Key similarities / differences:

- The Knuth order k is an index counting the
*maximum* number of children. A Knuth order of k means every node must have a max = k, and a min = ceil(k/2). For example, (3,6) is a B-tree of Knuth order 6.
- The CLRS degree t is an index counting the
*minimum* number of children. A CLRS degree of t means every node must have a min = t and a max = 2t. For example, (3,6) is a B-tree of CLRS degree 3
- In both definitions, it is the case the min = ceil(max / 2) and max = 2 * min.
In both definitions, it is the case that the number of keys is equal to the number of children *minus one*. So both the Knuth order and the CLRS degree are technically also counting minimum and maximum *keys* – as well as simultaneously counting the minimum and maximum *children*.

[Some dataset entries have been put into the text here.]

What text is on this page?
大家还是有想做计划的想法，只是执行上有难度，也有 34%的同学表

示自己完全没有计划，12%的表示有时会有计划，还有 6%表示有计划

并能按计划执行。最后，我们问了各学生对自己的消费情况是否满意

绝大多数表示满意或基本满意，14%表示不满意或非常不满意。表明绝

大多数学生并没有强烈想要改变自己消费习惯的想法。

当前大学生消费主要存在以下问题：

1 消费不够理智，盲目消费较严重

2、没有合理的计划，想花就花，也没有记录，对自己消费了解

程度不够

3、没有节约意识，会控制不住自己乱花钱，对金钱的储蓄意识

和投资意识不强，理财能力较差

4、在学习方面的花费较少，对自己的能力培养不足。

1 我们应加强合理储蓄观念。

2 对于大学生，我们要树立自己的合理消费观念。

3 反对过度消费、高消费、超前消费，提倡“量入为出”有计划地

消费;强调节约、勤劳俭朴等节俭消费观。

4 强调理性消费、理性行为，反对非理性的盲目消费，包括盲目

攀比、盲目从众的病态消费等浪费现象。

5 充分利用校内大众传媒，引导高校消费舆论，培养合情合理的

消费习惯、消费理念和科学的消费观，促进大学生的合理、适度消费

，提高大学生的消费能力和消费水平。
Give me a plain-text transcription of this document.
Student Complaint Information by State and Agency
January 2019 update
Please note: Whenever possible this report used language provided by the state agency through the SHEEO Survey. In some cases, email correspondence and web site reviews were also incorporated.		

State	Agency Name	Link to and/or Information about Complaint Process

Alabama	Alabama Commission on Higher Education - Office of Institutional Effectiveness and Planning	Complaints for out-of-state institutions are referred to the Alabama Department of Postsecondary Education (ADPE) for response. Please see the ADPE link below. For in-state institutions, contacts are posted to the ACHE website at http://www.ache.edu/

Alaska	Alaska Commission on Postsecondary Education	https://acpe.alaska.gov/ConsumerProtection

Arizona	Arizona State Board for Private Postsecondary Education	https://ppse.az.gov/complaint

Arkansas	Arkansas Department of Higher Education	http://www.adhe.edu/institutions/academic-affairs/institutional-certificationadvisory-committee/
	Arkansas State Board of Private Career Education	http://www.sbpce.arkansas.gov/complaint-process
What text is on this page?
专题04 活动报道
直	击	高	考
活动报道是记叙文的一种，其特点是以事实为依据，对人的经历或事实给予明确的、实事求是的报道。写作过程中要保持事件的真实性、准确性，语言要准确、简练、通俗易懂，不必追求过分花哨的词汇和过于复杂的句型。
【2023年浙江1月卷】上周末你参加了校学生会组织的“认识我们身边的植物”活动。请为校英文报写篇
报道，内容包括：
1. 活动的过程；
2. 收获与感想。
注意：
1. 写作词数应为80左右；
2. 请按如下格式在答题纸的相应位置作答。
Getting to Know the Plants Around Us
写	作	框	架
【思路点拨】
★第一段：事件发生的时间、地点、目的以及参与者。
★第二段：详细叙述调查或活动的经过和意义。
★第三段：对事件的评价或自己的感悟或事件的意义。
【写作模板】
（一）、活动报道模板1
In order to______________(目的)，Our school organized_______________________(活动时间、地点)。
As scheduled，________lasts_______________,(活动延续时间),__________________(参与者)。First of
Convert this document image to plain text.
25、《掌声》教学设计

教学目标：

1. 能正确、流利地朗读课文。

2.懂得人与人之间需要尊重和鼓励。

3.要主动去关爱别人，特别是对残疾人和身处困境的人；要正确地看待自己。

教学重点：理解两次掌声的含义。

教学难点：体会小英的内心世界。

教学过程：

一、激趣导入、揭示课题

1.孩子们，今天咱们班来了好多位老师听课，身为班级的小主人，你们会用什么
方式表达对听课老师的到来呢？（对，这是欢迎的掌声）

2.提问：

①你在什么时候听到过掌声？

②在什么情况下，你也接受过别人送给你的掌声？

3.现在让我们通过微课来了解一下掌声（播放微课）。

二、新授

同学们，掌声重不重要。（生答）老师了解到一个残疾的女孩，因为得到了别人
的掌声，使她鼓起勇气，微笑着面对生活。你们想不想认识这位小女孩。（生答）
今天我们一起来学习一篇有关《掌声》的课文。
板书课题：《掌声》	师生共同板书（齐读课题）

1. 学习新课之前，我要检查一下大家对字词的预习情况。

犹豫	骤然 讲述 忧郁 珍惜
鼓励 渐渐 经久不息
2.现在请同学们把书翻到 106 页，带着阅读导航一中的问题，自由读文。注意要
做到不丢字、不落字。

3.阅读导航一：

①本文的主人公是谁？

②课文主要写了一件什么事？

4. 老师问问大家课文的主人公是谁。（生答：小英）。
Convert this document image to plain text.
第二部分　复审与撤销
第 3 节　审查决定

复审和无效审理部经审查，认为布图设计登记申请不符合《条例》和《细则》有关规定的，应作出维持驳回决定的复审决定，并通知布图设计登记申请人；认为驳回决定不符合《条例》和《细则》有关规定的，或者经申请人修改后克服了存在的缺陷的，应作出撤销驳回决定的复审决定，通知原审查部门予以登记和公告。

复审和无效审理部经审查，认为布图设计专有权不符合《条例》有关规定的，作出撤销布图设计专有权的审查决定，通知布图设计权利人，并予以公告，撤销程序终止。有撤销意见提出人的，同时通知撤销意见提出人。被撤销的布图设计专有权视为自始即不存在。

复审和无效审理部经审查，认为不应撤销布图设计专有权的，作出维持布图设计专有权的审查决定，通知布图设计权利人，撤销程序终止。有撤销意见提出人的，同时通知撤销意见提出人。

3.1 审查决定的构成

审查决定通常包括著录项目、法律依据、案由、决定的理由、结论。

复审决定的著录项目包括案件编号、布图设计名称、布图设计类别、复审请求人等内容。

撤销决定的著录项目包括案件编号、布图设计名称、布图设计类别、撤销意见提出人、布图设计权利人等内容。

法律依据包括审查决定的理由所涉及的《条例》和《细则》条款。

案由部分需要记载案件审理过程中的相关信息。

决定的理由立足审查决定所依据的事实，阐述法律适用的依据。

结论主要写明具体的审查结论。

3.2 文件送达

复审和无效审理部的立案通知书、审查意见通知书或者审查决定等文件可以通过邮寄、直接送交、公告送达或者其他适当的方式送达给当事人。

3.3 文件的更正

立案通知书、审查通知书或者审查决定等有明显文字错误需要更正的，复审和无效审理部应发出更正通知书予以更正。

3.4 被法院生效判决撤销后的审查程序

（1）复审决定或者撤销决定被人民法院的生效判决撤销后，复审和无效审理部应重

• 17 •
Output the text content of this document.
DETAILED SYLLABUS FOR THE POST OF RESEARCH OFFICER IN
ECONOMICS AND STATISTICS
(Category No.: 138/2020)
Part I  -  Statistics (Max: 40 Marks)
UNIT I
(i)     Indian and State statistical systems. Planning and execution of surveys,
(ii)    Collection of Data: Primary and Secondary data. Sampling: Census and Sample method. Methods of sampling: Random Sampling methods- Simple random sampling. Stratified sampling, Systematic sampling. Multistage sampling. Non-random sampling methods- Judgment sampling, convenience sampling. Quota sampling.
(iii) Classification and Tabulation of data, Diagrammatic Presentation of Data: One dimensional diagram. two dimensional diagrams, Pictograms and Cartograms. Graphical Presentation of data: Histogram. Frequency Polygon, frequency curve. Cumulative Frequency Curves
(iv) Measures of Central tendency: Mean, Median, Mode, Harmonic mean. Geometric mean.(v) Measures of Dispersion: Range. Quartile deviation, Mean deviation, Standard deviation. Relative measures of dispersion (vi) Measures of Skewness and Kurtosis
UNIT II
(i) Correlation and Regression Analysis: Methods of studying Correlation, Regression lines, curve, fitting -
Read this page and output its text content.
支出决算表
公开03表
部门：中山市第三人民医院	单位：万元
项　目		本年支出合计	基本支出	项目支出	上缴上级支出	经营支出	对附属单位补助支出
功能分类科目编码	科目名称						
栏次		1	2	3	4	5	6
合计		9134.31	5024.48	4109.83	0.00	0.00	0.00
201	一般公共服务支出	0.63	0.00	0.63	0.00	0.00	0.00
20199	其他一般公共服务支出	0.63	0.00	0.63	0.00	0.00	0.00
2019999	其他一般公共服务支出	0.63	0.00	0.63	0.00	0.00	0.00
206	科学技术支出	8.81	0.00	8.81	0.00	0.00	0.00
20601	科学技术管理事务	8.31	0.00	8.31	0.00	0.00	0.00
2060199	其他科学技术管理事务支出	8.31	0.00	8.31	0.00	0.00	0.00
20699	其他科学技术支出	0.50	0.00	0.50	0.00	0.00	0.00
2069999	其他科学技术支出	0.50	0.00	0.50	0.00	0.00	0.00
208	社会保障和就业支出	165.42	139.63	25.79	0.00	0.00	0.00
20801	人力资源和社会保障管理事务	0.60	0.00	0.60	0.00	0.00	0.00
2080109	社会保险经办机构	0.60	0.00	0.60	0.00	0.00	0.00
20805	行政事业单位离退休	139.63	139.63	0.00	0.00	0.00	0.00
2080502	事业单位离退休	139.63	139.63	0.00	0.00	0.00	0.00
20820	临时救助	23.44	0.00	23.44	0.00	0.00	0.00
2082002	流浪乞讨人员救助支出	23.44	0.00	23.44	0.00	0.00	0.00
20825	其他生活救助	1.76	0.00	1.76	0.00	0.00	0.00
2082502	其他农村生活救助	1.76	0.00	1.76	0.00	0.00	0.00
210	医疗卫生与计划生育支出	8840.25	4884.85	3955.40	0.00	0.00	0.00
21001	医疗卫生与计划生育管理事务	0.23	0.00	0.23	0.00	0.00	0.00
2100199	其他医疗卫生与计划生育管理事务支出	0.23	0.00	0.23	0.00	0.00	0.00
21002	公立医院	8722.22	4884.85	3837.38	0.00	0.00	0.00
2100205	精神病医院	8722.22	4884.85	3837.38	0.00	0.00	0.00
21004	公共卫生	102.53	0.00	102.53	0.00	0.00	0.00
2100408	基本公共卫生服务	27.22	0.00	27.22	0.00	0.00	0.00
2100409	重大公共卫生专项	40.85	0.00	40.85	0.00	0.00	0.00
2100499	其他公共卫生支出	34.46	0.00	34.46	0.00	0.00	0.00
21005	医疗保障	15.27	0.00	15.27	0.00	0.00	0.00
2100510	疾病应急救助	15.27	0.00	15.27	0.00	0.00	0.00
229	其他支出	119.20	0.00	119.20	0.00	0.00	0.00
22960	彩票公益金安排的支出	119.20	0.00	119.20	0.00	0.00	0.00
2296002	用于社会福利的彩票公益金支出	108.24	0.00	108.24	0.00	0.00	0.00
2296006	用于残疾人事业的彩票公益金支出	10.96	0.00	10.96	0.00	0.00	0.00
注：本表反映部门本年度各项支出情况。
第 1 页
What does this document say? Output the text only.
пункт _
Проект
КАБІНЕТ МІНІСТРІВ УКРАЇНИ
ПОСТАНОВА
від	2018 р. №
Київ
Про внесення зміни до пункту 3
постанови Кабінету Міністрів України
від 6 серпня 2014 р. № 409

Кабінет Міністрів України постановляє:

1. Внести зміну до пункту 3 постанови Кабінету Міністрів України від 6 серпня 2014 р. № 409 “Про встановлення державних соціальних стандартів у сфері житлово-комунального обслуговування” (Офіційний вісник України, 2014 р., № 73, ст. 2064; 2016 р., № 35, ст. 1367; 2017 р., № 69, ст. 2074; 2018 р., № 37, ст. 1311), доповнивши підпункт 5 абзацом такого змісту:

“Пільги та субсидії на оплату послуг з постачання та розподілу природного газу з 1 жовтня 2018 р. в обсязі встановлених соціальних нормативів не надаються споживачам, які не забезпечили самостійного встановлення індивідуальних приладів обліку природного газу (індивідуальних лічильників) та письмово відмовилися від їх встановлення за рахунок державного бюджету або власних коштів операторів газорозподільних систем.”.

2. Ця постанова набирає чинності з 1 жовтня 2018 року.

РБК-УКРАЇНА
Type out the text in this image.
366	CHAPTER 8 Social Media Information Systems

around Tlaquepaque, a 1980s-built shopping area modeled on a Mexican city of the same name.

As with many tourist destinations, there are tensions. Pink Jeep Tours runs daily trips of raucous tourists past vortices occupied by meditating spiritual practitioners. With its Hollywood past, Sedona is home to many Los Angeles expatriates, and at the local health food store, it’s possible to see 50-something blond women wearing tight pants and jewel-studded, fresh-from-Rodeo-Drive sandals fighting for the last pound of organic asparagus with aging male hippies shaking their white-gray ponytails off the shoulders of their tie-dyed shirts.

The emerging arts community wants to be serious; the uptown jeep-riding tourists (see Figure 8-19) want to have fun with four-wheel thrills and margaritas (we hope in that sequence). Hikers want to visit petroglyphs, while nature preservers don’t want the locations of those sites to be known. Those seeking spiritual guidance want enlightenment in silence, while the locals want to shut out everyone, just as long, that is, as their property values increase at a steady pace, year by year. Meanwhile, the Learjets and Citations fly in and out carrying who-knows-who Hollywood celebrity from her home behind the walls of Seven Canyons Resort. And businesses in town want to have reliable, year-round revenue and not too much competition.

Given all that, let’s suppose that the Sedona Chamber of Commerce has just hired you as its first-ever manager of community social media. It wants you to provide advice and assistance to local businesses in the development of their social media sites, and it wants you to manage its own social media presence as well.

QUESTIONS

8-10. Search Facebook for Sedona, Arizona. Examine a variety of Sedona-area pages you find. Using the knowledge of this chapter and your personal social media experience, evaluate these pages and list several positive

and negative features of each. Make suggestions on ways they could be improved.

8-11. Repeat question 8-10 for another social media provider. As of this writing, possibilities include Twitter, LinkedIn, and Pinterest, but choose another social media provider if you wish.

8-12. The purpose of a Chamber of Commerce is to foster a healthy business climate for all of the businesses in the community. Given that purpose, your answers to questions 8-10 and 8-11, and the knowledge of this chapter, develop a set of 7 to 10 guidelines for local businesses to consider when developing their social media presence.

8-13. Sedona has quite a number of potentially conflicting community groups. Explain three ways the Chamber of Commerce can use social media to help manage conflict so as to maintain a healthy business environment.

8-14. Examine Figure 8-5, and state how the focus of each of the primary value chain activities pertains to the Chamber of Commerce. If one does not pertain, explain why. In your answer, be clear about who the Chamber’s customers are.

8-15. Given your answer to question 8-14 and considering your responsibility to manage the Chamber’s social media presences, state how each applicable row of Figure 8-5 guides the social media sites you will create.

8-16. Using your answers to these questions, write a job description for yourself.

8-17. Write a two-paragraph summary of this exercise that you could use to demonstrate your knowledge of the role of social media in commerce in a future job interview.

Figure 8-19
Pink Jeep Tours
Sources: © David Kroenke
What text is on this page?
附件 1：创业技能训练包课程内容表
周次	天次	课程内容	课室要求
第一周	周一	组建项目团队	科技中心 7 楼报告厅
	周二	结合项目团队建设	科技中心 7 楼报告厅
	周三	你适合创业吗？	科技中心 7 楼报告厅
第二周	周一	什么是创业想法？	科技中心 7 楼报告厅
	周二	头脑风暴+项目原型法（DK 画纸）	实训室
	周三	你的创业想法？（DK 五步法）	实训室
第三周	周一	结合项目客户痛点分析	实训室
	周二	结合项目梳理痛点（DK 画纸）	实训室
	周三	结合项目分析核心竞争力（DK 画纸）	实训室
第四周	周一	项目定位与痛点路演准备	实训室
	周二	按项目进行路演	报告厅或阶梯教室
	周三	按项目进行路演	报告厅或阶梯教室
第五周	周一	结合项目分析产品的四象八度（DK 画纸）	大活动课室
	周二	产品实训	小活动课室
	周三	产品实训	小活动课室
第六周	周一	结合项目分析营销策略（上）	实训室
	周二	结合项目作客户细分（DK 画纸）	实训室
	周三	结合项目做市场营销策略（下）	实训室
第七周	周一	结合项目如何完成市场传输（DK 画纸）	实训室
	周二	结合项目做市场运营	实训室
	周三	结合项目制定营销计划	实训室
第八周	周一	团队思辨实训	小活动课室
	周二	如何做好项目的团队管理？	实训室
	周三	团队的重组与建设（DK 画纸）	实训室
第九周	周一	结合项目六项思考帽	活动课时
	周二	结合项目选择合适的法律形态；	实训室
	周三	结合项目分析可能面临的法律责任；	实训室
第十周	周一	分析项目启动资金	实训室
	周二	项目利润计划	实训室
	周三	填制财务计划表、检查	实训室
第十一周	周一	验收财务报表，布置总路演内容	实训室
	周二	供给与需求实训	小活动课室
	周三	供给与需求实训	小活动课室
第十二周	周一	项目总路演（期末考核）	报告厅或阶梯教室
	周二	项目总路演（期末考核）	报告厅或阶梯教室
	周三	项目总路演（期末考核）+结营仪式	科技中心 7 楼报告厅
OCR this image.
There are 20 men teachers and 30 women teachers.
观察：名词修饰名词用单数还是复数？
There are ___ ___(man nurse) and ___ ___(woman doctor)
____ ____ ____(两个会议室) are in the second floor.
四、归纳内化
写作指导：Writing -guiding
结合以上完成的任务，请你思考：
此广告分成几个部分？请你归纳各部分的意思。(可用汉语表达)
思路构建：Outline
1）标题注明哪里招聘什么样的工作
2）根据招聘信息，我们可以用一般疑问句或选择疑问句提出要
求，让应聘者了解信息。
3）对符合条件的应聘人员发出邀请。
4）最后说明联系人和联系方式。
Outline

Knuth's definition allows trees (min,max), where max an is *odd integer*, but CLRS's definition ignores them. Any tree of the form (t, 2t-1) is invalid by CLRS's definition. For example a tree with (min,max) = (5,9) is a valid via Knuth's definition but invalid via CLRS's definition.

Interesting asides:

- Both definitions include 2-3-4 trees, which are trees with (min, max) = (2,4). It is a B-tree with Knuth order k = 4 and it's a CLRS B-tree with degree t = 2. These trees are closely related to Red-Black Trees.
- Only Knuth's definition includes 2-3 trees, where (min, max) = (2,3). A 2-3 tree is a Knuth B-tree with Knuth order k = 3. It is not a valid CLRS B-tree. It's a shame that CLRS don't include this tree because they are closely related to AA trees.